Are you giving up transfer partners you actually use? If your Chase Sapphire Preferred is your only card that lets you transfer points to United or Hyatt, canceling it means you lose that ability — even if you keep the points on a Freedom card.
Would a downgrade accomplish the same thing? In most cases, downgrading to a no-annual-fee card in the same family gives you everything you want (no fee, keep your points, preserve your credit history) without the downsides of canceling.
What About Points Expiring on Their Own?
This is a related fear, and a valid one. Different programs have different expiration policies:
| Program | Do Points Expire? | How to Prevent It |
|---|---|---|
| Chase Ultimate Rewards | No, as long as the account is open | Keep the card active |
| Amex Membership Rewards | No, as long as a MR-earning card is open | Keep at least one MR card |
| Capital One Miles | No, as long as the account is open | Keep the card active |
| Delta SkyMiles | No | They don't expire, period |
| United MileagePlus | No | They don't expire, period |
| Marriott Bonvoy | Yes — after 24 months of inactivity | Any earning or redemption resets the clock |
| Hilton Honors | Yes — after 24 months of inactivity | Any earning or redemption resets the clock |
The good news: most programs have eliminated point expiration entirely, or made it easy to prevent. The main risk isn't expiration — it's canceling the card and losing the points in one fell swoop.
The Bottom Line
Canceling a credit card doesn't have to mean losing your points. But it does require a little planning — ideally before you pick up the phone or click "close account."
Here's the playbook:
- Check your balance. Know exactly what you have.
- Use them, transfer them, or downgrade. Don't let a single point go to waste.
- Consider downgrading instead of canceling. Same result, fewer downsides.
- Wait for pending points to post. Patience pays — literally.
- Confirm everything afterward. One quick check for peace of mind.
Your points represent real money. In many cases, they're worth 1.5 to 3 cents each when used for travel. A balance of 80,000 points could be worth $1,200 or more in flights and hotels.
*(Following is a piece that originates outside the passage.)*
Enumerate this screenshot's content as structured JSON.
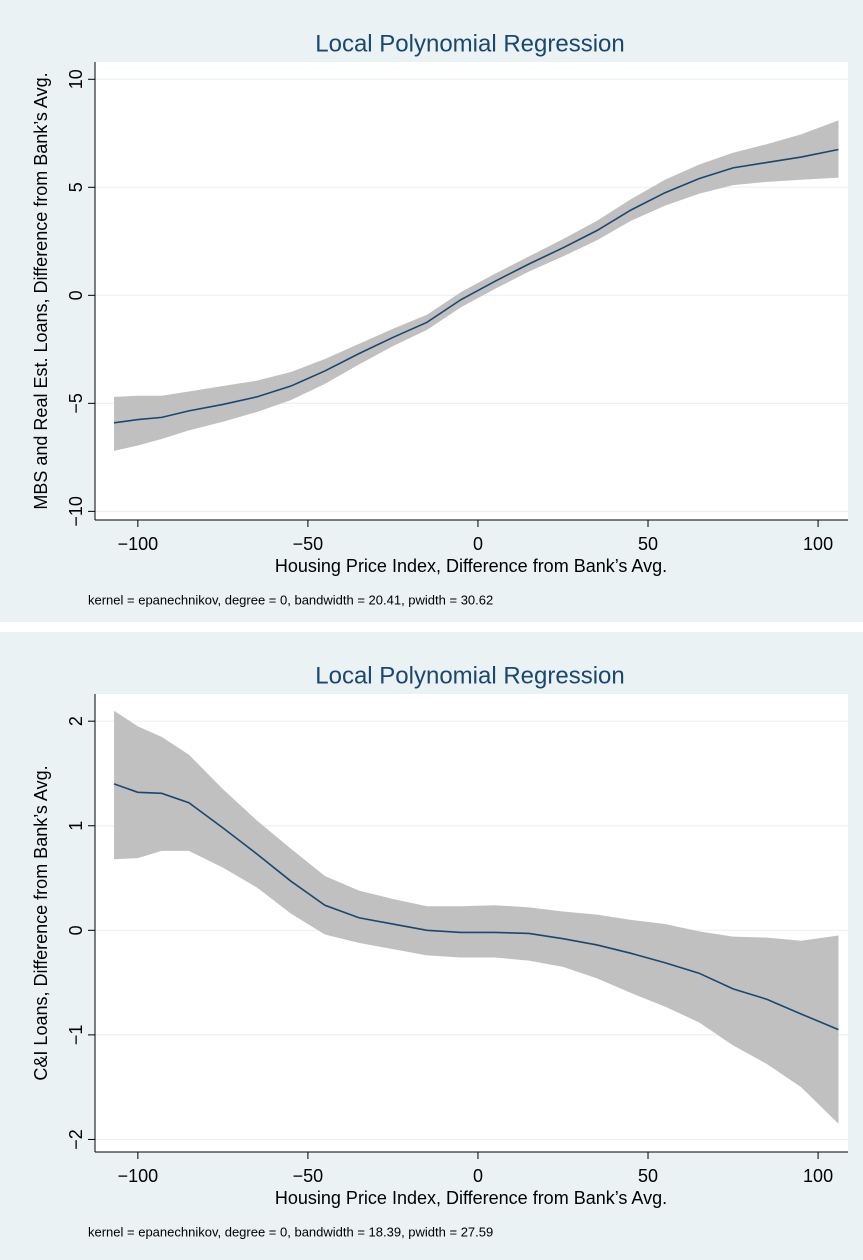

That's not something to leave on the table because you were in a hurry.
And if you're not sure what your points are actually worth — or what you could do with them — take our free Travel Score quiz. Sixty seconds, zero obligation, and you might be surprised at what's been sitting in your account all this time.
Frequently Asked Questions
What happens to my credit card points if I cancel my card?
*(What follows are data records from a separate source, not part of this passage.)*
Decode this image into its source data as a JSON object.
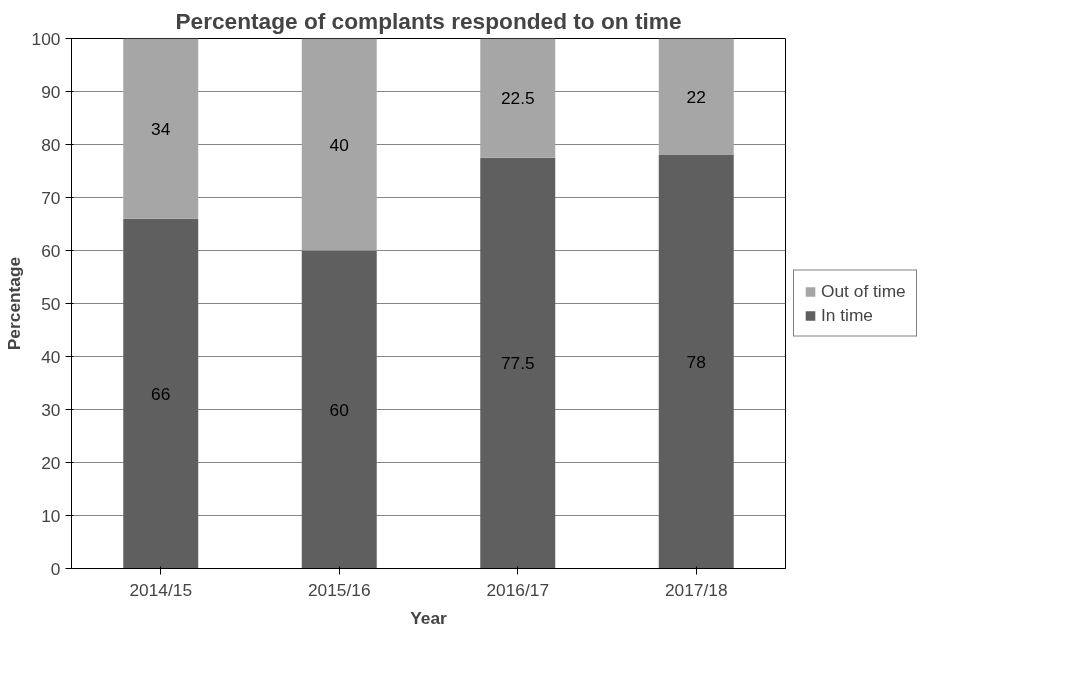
{
  "chart_data": {
    "type": "bar",
    "title": "Percentage of complants responded to on time",
    "xlabel": "Year",
    "ylabel": "Percentage",
    "categories": [
      "2014/15",
      "2015/16",
      "2016/17",
      "2017/18"
    ],
    "series": [
      {
        "name": "In time",
        "color": "#5f5f5f",
        "values": [
          66,
          60,
          77.5,
          78
        ]
      },
      {
        "name": "Out of time",
        "color": "#a6a6a6",
        "values": [
          34,
          40,
          22.5,
          22
        ]
      }
    ],
    "stacked": true,
    "ylim": [
      0,
      100
    ],
    "yticks": [
      0,
      10,
      20,
      30,
      40,
      50,
      60,
      70,
      80,
      90,
      100
    ],
    "grid": "y",
    "legend": "right",
    "data_labels": true
  }
}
In most cases, you lose your points when you cancel a credit card. Points earned through programs like Chase Ultimate Rewards, Amex Membership Rewards, and Capital One Miles are tied to your account. Close the account, and the points are forfeited — unless you transfer them to another card in the same family or to an airline/hotel partner before canceling.
Can I transfer my points to another card before I cancel?
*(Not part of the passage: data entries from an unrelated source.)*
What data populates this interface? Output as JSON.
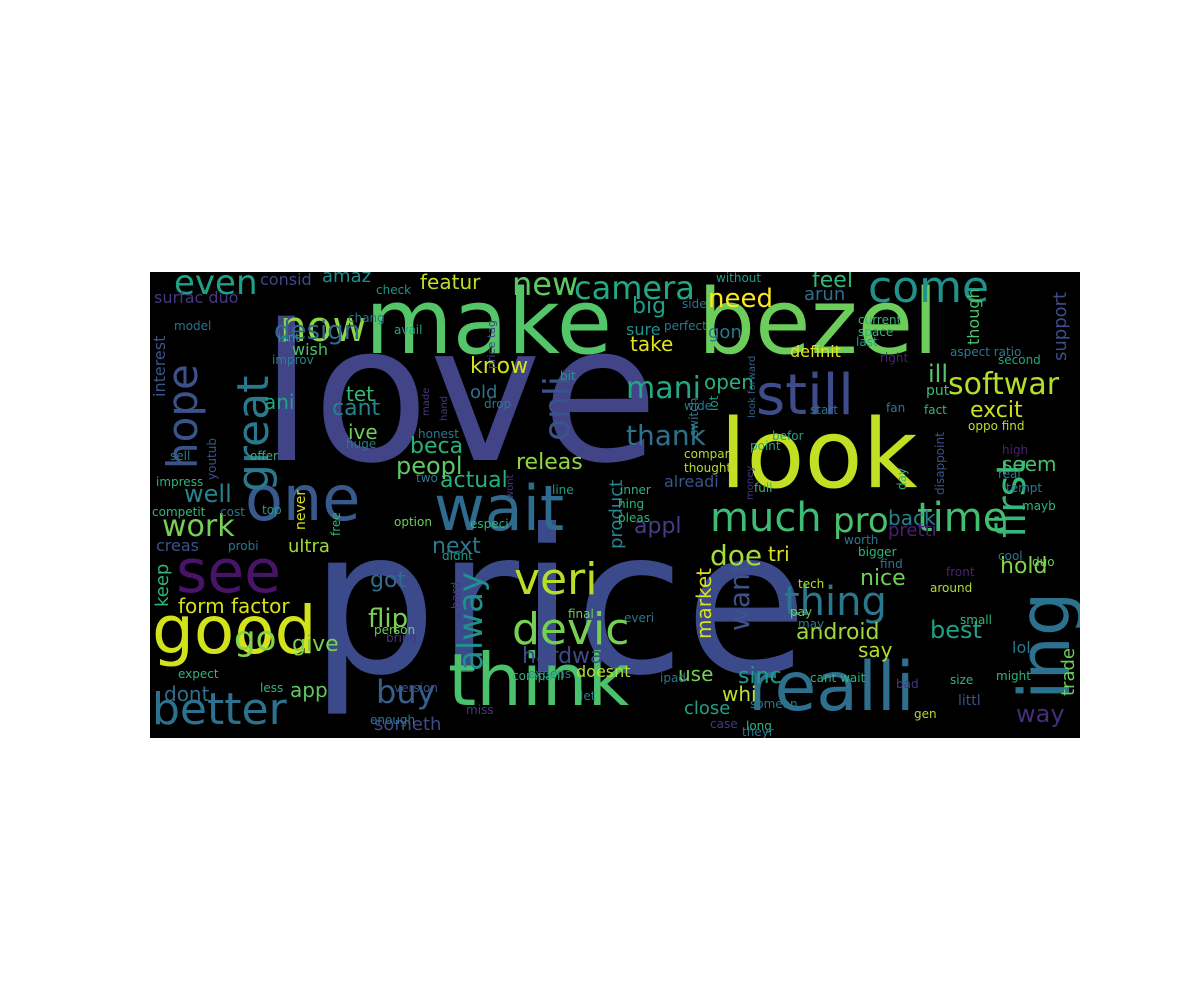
{
  "figure": {
    "background": "#000000",
    "palette": "viridis"
  },
  "words": [
    {
      "text": "love",
      "color": "#414487"
    },
    {
      "text": "price",
      "color": "#3b4a8a"
    },
    {
      "text": "make",
      "color": "#54c568"
    },
    {
      "text": "bezel",
      "color": "#6ccd5a"
    },
    {
      "text": "look",
      "color": "#c2df23"
    },
    {
      "text": "think",
      "color": "#4ac16d"
    },
    {
      "text": "realli",
      "color": "#2e6f8e"
    },
    {
      "text": "one",
      "color": "#38598c"
    },
    {
      "text": "wait",
      "color": "#2f6b8e"
    },
    {
      "text": "good",
      "color": "#d2e21b"
    },
    {
      "text": "see",
      "color": "#481467"
    },
    {
      "text": "ing",
      "color": "#2c728e"
    },
    {
      "text": "still",
      "color": "#3e4c8a"
    },
    {
      "text": "come",
      "color": "#21918c"
    },
    {
      "text": "now",
      "color": "#8fd744"
    },
    {
      "text": "first",
      "color": "#35b779"
    },
    {
      "text": "great",
      "color": "#2a788e"
    },
    {
      "text": "hope",
      "color": "#3b528b"
    },
    {
      "text": "better",
      "color": "#2c728e"
    },
    {
      "text": "new",
      "color": "#5ec962"
    },
    {
      "text": "camera",
      "color": "#22a884"
    },
    {
      "text": "even",
      "color": "#1fa187"
    },
    {
      "text": "much",
      "color": "#3dbc74"
    },
    {
      "text": "time",
      "color": "#42be71"
    },
    {
      "text": "veri",
      "color": "#b8de29"
    },
    {
      "text": "devic",
      "color": "#75d054"
    },
    {
      "text": "thing",
      "color": "#2a788e"
    },
    {
      "text": "pro",
      "color": "#4ac16d"
    },
    {
      "text": "softwar",
      "color": "#b5de2b"
    },
    {
      "text": "design",
      "color": "#31688e"
    },
    {
      "text": "need",
      "color": "#fde725"
    },
    {
      "text": "onli",
      "color": "#3b528b"
    },
    {
      "text": "alway",
      "color": "#21908d"
    },
    {
      "text": "work",
      "color": "#75d054"
    },
    {
      "text": "go",
      "color": "#84d44b"
    },
    {
      "text": "featur",
      "color": "#bddf26"
    },
    {
      "text": "feel",
      "color": "#35b779"
    },
    {
      "text": "thank",
      "color": "#2c728e"
    },
    {
      "text": "mani",
      "color": "#22a884"
    },
    {
      "text": "releas",
      "color": "#90d743"
    },
    {
      "text": "actual",
      "color": "#29af7f"
    },
    {
      "text": "excit",
      "color": "#c8e020"
    },
    {
      "text": "want",
      "color": "#3b528b"
    },
    {
      "text": "best",
      "color": "#1fa187"
    },
    {
      "text": "buy",
      "color": "#355f8d"
    },
    {
      "text": "android",
      "color": "#9fda3a"
    },
    {
      "text": "hardwar",
      "color": "#3e4a89"
    },
    {
      "text": "nice",
      "color": "#6ece58"
    },
    {
      "text": "way",
      "color": "#472d7b"
    },
    {
      "text": "form factor",
      "color": "#d8e219"
    },
    {
      "text": "flip",
      "color": "#7ad151"
    },
    {
      "text": "doe",
      "color": "#a5db36"
    },
    {
      "text": "back",
      "color": "#26828e"
    },
    {
      "text": "open",
      "color": "#2ab07f"
    },
    {
      "text": "beca",
      "color": "#2ab07f"
    },
    {
      "text": "peopl",
      "color": "#5ec962"
    },
    {
      "text": "well",
      "color": "#25848e"
    },
    {
      "text": "next",
      "color": "#2a788e"
    },
    {
      "text": "take",
      "color": "#e5e419"
    },
    {
      "text": "big",
      "color": "#1f9e89"
    },
    {
      "text": "know",
      "color": "#d2e21b"
    },
    {
      "text": "cant",
      "color": "#26828e"
    },
    {
      "text": "tet",
      "color": "#35b779"
    },
    {
      "text": "ani",
      "color": "#20a486"
    },
    {
      "text": "use",
      "color": "#75d054"
    },
    {
      "text": "sinc",
      "color": "#1f9e89"
    },
    {
      "text": "hold",
      "color": "#7fd34e"
    },
    {
      "text": "seem",
      "color": "#46c06f"
    },
    {
      "text": "ill",
      "color": "#52c569"
    },
    {
      "text": "give",
      "color": "#7ad151"
    },
    {
      "text": "appl",
      "color": "#433e85"
    },
    {
      "text": "product",
      "color": "#25848e"
    },
    {
      "text": "market",
      "color": "#d8e219"
    },
    {
      "text": "say",
      "color": "#b2dd2d"
    },
    {
      "text": "got",
      "color": "#2f6c8e"
    },
    {
      "text": "keep",
      "color": "#2fb47c"
    },
    {
      "text": "amaz",
      "color": "#228c8d"
    },
    {
      "text": "surfac duo",
      "color": "#443983"
    },
    {
      "text": "consid",
      "color": "#404688"
    },
    {
      "text": "interest",
      "color": "#39558c"
    },
    {
      "text": "arun",
      "color": "#2e6e8e"
    },
    {
      "text": "gon",
      "color": "#29798e"
    },
    {
      "text": "definit",
      "color": "#e7e419"
    },
    {
      "text": "though",
      "color": "#4ec36b"
    },
    {
      "text": "support",
      "color": "#3d4d8a"
    },
    {
      "text": "pretti",
      "color": "#481f70"
    },
    {
      "text": "dont",
      "color": "#2e6f8e"
    },
    {
      "text": "app",
      "color": "#5ec962"
    },
    {
      "text": "someth",
      "color": "#3e4a89"
    },
    {
      "text": "whi",
      "color": "#c0df25"
    },
    {
      "text": "close",
      "color": "#1fa188"
    },
    {
      "text": "tri",
      "color": "#d8e219"
    },
    {
      "text": "trade",
      "color": "#6ccd5a"
    },
    {
      "text": "lol",
      "color": "#2a788e"
    },
    {
      "text": "littl",
      "color": "#3b528b"
    },
    {
      "text": "alreadi",
      "color": "#3b528b"
    },
    {
      "text": "ive",
      "color": "#6ece58"
    },
    {
      "text": "wish",
      "color": "#4ac16d"
    },
    {
      "text": "ultra",
      "color": "#9fda3a"
    },
    {
      "text": "creas",
      "color": "#3b528b"
    },
    {
      "text": "doesnt",
      "color": "#b5de2b"
    },
    {
      "text": "old",
      "color": "#2c728e"
    },
    {
      "text": "never",
      "color": "#d8e219"
    },
    {
      "text": "sure",
      "color": "#21918c"
    },
    {
      "text": "check",
      "color": "#20928c"
    },
    {
      "text": "model",
      "color": "#2c728e"
    },
    {
      "text": "chang",
      "color": "#2c728e"
    },
    {
      "text": "isnt",
      "color": "#1f9e89"
    },
    {
      "text": "improv",
      "color": "#25848e"
    },
    {
      "text": "avail",
      "color": "#20a486"
    },
    {
      "text": "price tag",
      "color": "#404688"
    },
    {
      "text": "perfect",
      "color": "#2a788e"
    },
    {
      "text": "side",
      "color": "#2c728e"
    },
    {
      "text": "without",
      "color": "#1f9e89"
    },
    {
      "text": "current",
      "color": "#35b779"
    },
    {
      "text": "space",
      "color": "#2fb47c"
    },
    {
      "text": "last",
      "color": "#1f9e89"
    },
    {
      "text": "right",
      "color": "#482173"
    },
    {
      "text": "aspect ratio",
      "color": "#2a788e"
    },
    {
      "text": "second",
      "color": "#22a884"
    },
    {
      "text": "look forward",
      "color": "#33638d"
    },
    {
      "text": "put",
      "color": "#3dbc74"
    },
    {
      "text": "fan",
      "color": "#2a788e"
    },
    {
      "text": "fact",
      "color": "#35b779"
    },
    {
      "text": "start",
      "color": "#2c728e"
    },
    {
      "text": "oppo find",
      "color": "#b5de2b"
    },
    {
      "text": "befor",
      "color": "#1f9e89"
    },
    {
      "text": "lot",
      "color": "#1f9e89"
    },
    {
      "text": "switch",
      "color": "#2a788e"
    },
    {
      "text": "drop",
      "color": "#2a788e"
    },
    {
      "text": "bit",
      "color": "#1f9e89"
    },
    {
      "text": "made",
      "color": "#453882"
    },
    {
      "text": "hand",
      "color": "#453882"
    },
    {
      "text": "honest",
      "color": "#2a788e"
    },
    {
      "text": "huge",
      "color": "#2a788e"
    },
    {
      "text": "sell",
      "color": "#2a788e"
    },
    {
      "text": "youtub",
      "color": "#3b528b"
    },
    {
      "text": "offer",
      "color": "#2fb47c"
    },
    {
      "text": "impress",
      "color": "#2fb47c"
    },
    {
      "text": "competit",
      "color": "#35b779"
    },
    {
      "text": "cost",
      "color": "#2a788e"
    },
    {
      "text": "top",
      "color": "#1f9e89"
    },
    {
      "text": "free",
      "color": "#2fb47c"
    },
    {
      "text": "option",
      "color": "#6ece58"
    },
    {
      "text": "two",
      "color": "#2a788e"
    },
    {
      "text": "line",
      "color": "#1f9e89"
    },
    {
      "text": "wont",
      "color": "#453882"
    },
    {
      "text": "inner",
      "color": "#2fb47c"
    },
    {
      "text": "hing",
      "color": "#2fb47c"
    },
    {
      "text": "pleas",
      "color": "#2fb47c"
    },
    {
      "text": "compar",
      "color": "#b5de2b"
    },
    {
      "text": "thought",
      "color": "#b5de2b"
    },
    {
      "text": "wide",
      "color": "#2a788e"
    },
    {
      "text": "money",
      "color": "#453882"
    },
    {
      "text": "point",
      "color": "#22a884"
    },
    {
      "text": "full",
      "color": "#35b779"
    },
    {
      "text": "disappoint",
      "color": "#3b528b"
    },
    {
      "text": "day",
      "color": "#2fb47c"
    },
    {
      "text": "high",
      "color": "#482173"
    },
    {
      "text": "real",
      "color": "#2a788e"
    },
    {
      "text": "tempt",
      "color": "#2a788e"
    },
    {
      "text": "mayb",
      "color": "#2fb47c"
    },
    {
      "text": "worth",
      "color": "#2a788e"
    },
    {
      "text": "bigger",
      "color": "#2fb47c"
    },
    {
      "text": "find",
      "color": "#2a788e"
    },
    {
      "text": "especi",
      "color": "#2fb47c"
    },
    {
      "text": "reason",
      "color": "#3b528b"
    },
    {
      "text": "probi",
      "color": "#2a788e"
    },
    {
      "text": "didnt",
      "color": "#1f9e89"
    },
    {
      "text": "hard",
      "color": "#453882"
    },
    {
      "text": "tech",
      "color": "#b5de2b"
    },
    {
      "text": "pay",
      "color": "#6ece58"
    },
    {
      "text": "front",
      "color": "#482173"
    },
    {
      "text": "around",
      "color": "#b5de2b"
    },
    {
      "text": "cool",
      "color": "#2a788e"
    },
    {
      "text": "duo",
      "color": "#6ece58"
    },
    {
      "text": "person",
      "color": "#6ece58"
    },
    {
      "text": "final",
      "color": "#6ece58"
    },
    {
      "text": "everi",
      "color": "#2a788e"
    },
    {
      "text": "may",
      "color": "#2a788e"
    },
    {
      "text": "small",
      "color": "#2fb47c"
    },
    {
      "text": "bring",
      "color": "#453882"
    },
    {
      "text": "expect",
      "color": "#2fb47c"
    },
    {
      "text": "less",
      "color": "#2fb47c"
    },
    {
      "text": "expens",
      "color": "#2a788e"
    },
    {
      "text": "version",
      "color": "#3b528b"
    },
    {
      "text": "companI",
      "color": "#2fb47c"
    },
    {
      "text": "ipad",
      "color": "#2a788e"
    },
    {
      "text": "someon",
      "color": "#2a788e"
    },
    {
      "text": "cant wait",
      "color": "#2fb47c"
    },
    {
      "text": "bad",
      "color": "#453882"
    },
    {
      "text": "size",
      "color": "#2fb47c"
    },
    {
      "text": "might",
      "color": "#2fb47c"
    },
    {
      "text": "enough",
      "color": "#2a788e"
    },
    {
      "text": "miss",
      "color": "#453882"
    },
    {
      "text": "let",
      "color": "#2a788e"
    },
    {
      "text": "case",
      "color": "#453882"
    },
    {
      "text": "long",
      "color": "#2fb47c"
    },
    {
      "text": "gen",
      "color": "#b5de2b"
    },
    {
      "text": "theyr",
      "color": "#2a788e"
    }
  ]
}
Yes, if you have another credit card in the same rewards program. For example, Chase lets you transfer Ultimate Rewards points between eligible Chase cards. Transfer the points first, then cancel or downgrade the card you no longer want.
Is it better to downgrade or cancel a credit card?
Downgrading is almost always the better choice. When you downgrade to a no-annual-fee version of your card, you keep your points, preserve your credit history, and avoid the fee — without the downsides of a full cancellation.
Do credit card points expire?
With the major flexible points programs (Chase, Amex, Capital One), your points don't expire as long as your account remains open. However, some airline and hotel loyalty programs have inactivity expiration policies — typically after 24 months of no earning or redemption activity.
What happens to airline miles when I cancel a co-branded card?
If your card earns miles directly in an airline's frequent flyer program (like Delta SkyMiles or United MileagePlus), those miles belong to the airline, not the credit card company. Canceling the credit card won't affect miles you've already earned. You simply stop earning new miles from that card.